For a retired industrial designer, trained at the Royal College of Art, accustomed to teaching the lifers in the psychiatric wing at Wormwood Scrubs Prison, it would seem that a brief move to Teddy Hall was a natural progression for a career dealing with the mentally exotic. Anthony van Tulleken's exhibition at The Hall covers a diverse and challenging range of subjects, and while perhaps not 'bodily-fluids-smeared-on-canvas shocking' does contain its own subtle disquiet. Oxford architecture, the Northern Canadian wilderness and portraits based on his experience at "The Scrubs" are all covered in what is an extremely diverse exhibition.

The same bright colours that capture the vigour and optimism of student life on a summers day, and the cheerful abstraction that twists the world to just the same degree as, say, a bottle of Pimms might, are used to much more sinister effect in his series of prisoners portraits. The bright colours here are those of government institutions and disturbed thoughts, the abstractions in these paintings twist the world to the view of the criminally insane. But the view is sympathetic, the prisoners are each painted on their own, isolated not just from the outside world but from everyone.

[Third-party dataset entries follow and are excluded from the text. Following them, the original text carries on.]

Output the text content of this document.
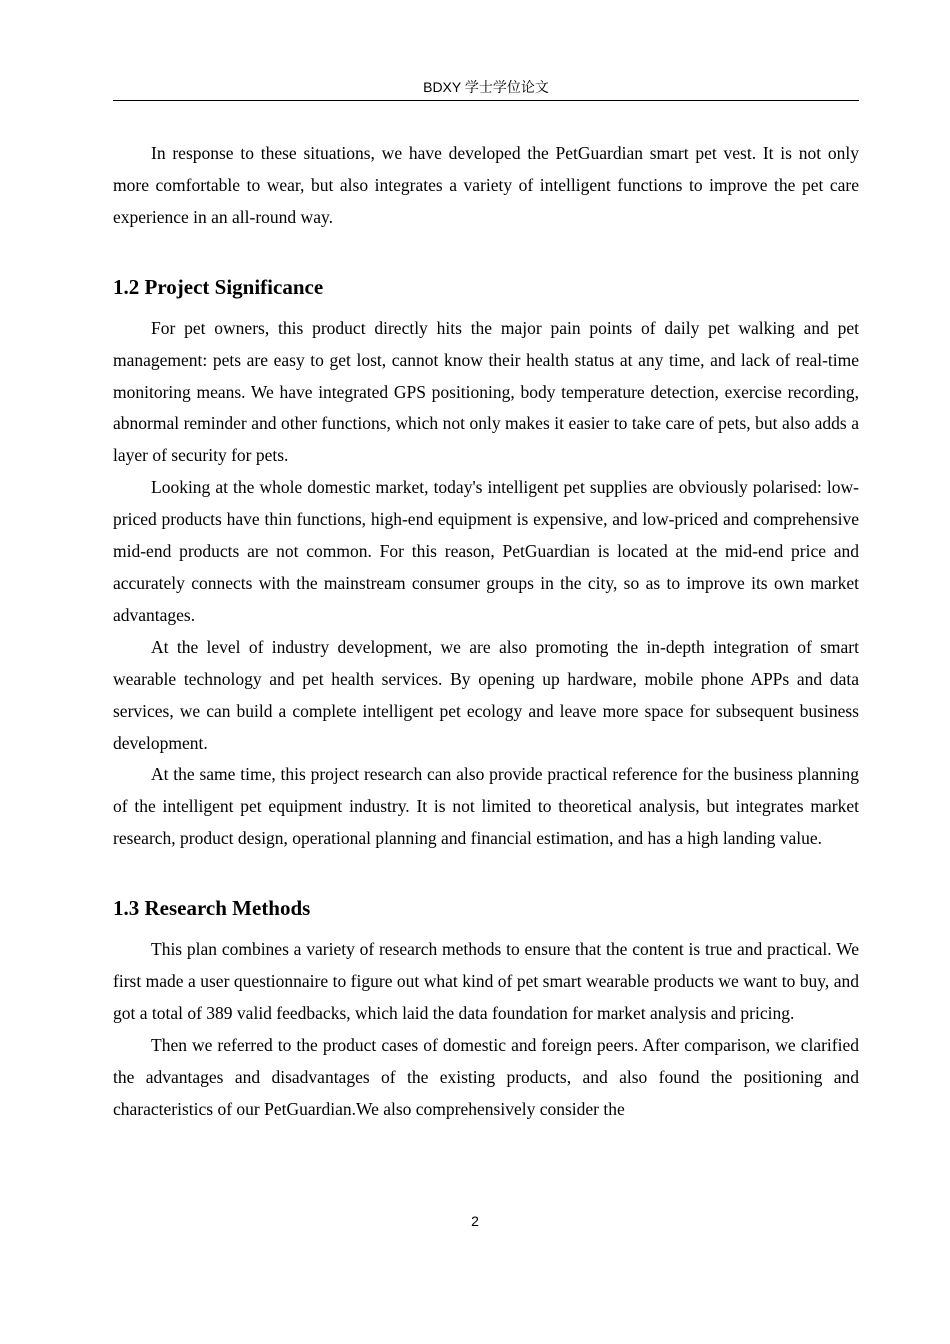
BDXY 学士学位论文

In response to these situations, we have developed the PetGuardian smart pet vest. It is not only more comfortable to wear, but also integrates a variety of intelligent functions to improve the pet care experience in an all-round way.

1.2 Project Significance

For pet owners, this product directly hits the major pain points of daily pet walking and pet management: pets are easy to get lost, cannot know their health status at any time, and lack of real-time monitoring means. We have integrated GPS positioning, body temperature detection, exercise recording, abnormal reminder and other functions, which not only makes it easier to take care of pets, but also adds a layer of security for pets.

Looking at the whole domestic market, today's intelligent pet supplies are obviously polarised: low-priced products have thin functions, high-end equipment is expensive, and low-priced and comprehensive mid-end products are not common. For this reason, PetGuardian is located at the mid-end price and accurately connects with the mainstream consumer groups in the city, so as to improve its own market advantages.

At the level of industry development, we are also promoting the in-depth integration of smart wearable technology and pet health services. By opening up hardware, mobile phone APPs and data services, we can build a complete intelligent pet ecology and leave more space for subsequent business development.

At the same time, this project research can also provide practical reference for the business planning of the intelligent pet equipment industry. It is not limited to theoretical analysis, but integrates market research, product design, operational planning and financial estimation, and has a high landing value.

1.3 Research Methods

This plan combines a variety of research methods to ensure that the content is true and practical. We first made a user questionnaire to figure out what kind of pet smart wearable products we want to buy, and got a total of 389 valid feedbacks, which laid the data foundation for market analysis and pricing.

Then we referred to the product cases of domestic and foreign peers. After comparison, we clarified the advantages and disadvantages of the existing products, and also found the positioning and characteristics of our PetGuardian.We also comprehensively consider the

2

A sense of isolation characterises the vast windswept landscapes of the Canadian wilderness and perhaps this is how they sit so well amongst the paintings of The University and The Prison; they bridge the gap between the student dotted landscapes of Oxford to the isolated portraits of the prisoners.

Painting Oxford is necessarily like so many undergraduate essays, an exercise in carefully concealed plagiarism. The city has no shortage of water colours treading lightly in Turner's footsteps, but this exhibition has no such clichés and is well worth a visit. The paintings are for sale and with upcoming exhibitions in London and Bath it may be best to get on this bandwagon early.